In photography, the traditional place for women is in front of the lens. Visit a modern photography tradeshow like Photokina in Cologne, and most of the visitors you see swarming past are male, with their photography gadgets slung round their necks; whilst the models posing at each booth waiting for you to take their picture on new, state-of-the-art cameras, are predominantly young and female. You could say this is a picture of photography convention: as it has always been, and as it still is now.
Look at any advertisement for a new camera, you will usually see the kit beheld by a male hand, with the image of a young woman visible through the lens or emblazoned onto the glass itself, as though the camera were always meant to be a male eye, gazing out onto a world of female subjects.
Photography, whether we like to admit it or not, is by and large a male-dominated arena, where the ‘looking’ is a masculine act, and the subject is feminine, playing the role of ‘looked-at’ and admired mainly for their outward appearance. Photography, then, has been a mirror for conventional gender roles in western society.
What is it like, then, to be a female photographer, to be a woman who has seized hold of an instrument of which she traditionally remains in front, and to use her eye to view the world, rather than use it to throw back a soft, muted glance into the receiving end of a male gaze? It may sound primitive to talk of the female photographer in such a way, but as the photographers of Photo Boite’s 30 UNDER 30 women will undoubtedly profess, resistance – or discrimination, even subtle – can be common even today. We will each have our own stories of how being a woman has hindered, or even unfairly aided, our pursuit of this profession.

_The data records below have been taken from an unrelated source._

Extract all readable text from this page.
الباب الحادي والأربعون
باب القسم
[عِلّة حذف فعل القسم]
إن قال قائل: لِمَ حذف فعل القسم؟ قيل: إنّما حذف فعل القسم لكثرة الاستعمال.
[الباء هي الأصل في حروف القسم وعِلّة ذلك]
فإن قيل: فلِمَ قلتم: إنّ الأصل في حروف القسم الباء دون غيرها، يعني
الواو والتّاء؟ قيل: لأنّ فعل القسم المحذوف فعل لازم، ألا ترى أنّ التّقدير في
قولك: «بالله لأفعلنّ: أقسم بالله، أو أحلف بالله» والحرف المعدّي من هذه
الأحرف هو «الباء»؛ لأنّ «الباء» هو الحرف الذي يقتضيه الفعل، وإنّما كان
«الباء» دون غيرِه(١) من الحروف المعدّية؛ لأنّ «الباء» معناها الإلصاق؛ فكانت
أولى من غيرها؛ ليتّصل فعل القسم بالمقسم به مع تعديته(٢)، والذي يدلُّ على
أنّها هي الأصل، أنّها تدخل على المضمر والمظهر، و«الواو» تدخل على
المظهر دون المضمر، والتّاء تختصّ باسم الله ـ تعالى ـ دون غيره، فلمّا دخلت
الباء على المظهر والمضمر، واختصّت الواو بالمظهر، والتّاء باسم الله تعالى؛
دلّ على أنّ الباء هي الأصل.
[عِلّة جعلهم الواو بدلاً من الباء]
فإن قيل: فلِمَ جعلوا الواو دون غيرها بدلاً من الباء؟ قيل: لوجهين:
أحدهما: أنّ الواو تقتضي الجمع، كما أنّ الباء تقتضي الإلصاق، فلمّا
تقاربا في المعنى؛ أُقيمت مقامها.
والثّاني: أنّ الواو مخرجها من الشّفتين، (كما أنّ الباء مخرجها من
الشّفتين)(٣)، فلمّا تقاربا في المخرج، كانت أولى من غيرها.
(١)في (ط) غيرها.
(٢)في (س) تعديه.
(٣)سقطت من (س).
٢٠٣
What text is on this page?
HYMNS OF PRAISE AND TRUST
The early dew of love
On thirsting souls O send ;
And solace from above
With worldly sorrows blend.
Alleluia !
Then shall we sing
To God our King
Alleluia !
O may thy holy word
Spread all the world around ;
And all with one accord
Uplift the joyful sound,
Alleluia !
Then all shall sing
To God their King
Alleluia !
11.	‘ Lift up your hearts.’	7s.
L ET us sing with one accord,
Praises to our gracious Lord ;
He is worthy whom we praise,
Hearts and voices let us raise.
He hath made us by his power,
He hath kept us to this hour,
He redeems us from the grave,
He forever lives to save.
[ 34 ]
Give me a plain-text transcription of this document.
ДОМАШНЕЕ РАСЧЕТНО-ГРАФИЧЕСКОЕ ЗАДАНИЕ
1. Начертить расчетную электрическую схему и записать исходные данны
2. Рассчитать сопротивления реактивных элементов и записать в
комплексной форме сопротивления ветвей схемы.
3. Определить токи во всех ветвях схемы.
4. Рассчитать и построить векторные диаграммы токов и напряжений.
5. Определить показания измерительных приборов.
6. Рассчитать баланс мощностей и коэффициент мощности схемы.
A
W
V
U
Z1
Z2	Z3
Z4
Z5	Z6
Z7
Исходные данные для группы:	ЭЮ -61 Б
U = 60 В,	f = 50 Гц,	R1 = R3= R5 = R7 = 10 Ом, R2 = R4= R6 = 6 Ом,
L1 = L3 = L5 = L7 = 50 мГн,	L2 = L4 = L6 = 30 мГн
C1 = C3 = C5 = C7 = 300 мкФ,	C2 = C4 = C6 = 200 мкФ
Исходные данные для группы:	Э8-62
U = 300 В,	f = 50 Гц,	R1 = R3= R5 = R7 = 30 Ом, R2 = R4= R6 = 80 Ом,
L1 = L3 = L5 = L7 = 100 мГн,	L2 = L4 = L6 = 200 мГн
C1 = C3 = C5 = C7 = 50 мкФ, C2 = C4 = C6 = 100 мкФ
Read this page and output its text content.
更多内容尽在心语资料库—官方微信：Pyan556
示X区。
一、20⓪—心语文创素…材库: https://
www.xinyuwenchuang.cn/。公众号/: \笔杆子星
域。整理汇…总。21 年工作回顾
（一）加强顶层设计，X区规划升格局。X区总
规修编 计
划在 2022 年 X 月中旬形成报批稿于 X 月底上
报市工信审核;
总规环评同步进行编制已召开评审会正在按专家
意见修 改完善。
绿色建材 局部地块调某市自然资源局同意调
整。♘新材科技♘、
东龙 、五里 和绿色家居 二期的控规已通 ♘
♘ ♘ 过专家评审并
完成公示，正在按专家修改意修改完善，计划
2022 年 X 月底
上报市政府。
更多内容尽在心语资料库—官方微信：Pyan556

One might say that looking at the work of 30 female photographers is ‘positive discrimination’, and so it is, to the necessary extent where a focus is placed on the work of women, whether or not you view their work as intrinsically ‘female’ or ‘feminine’ – or simply human. The women here photograph men, women, animals, landscapes, objects – and even themselves, which, in cases where one’s work as a female photographer is questioned, can be even more problematic. Female self-portraiture is a genre unto itself; and with the advent of digital cameras, access to computer processing, and photo-sharing, more and more everyday women have taken up the pursuit of picturing themselves, in images which on one hand perpetuate the notion of the feminised subject, and on the other hand, defy the rules of traditional positioning by pulling the strings to their own visual representation. Whichever work you enjoy most of these women in 30 UNDER 30, see it as you will, but sustain an open mind, take your time in relishing the imagery and bearing in mind the different experiences of every artist involved.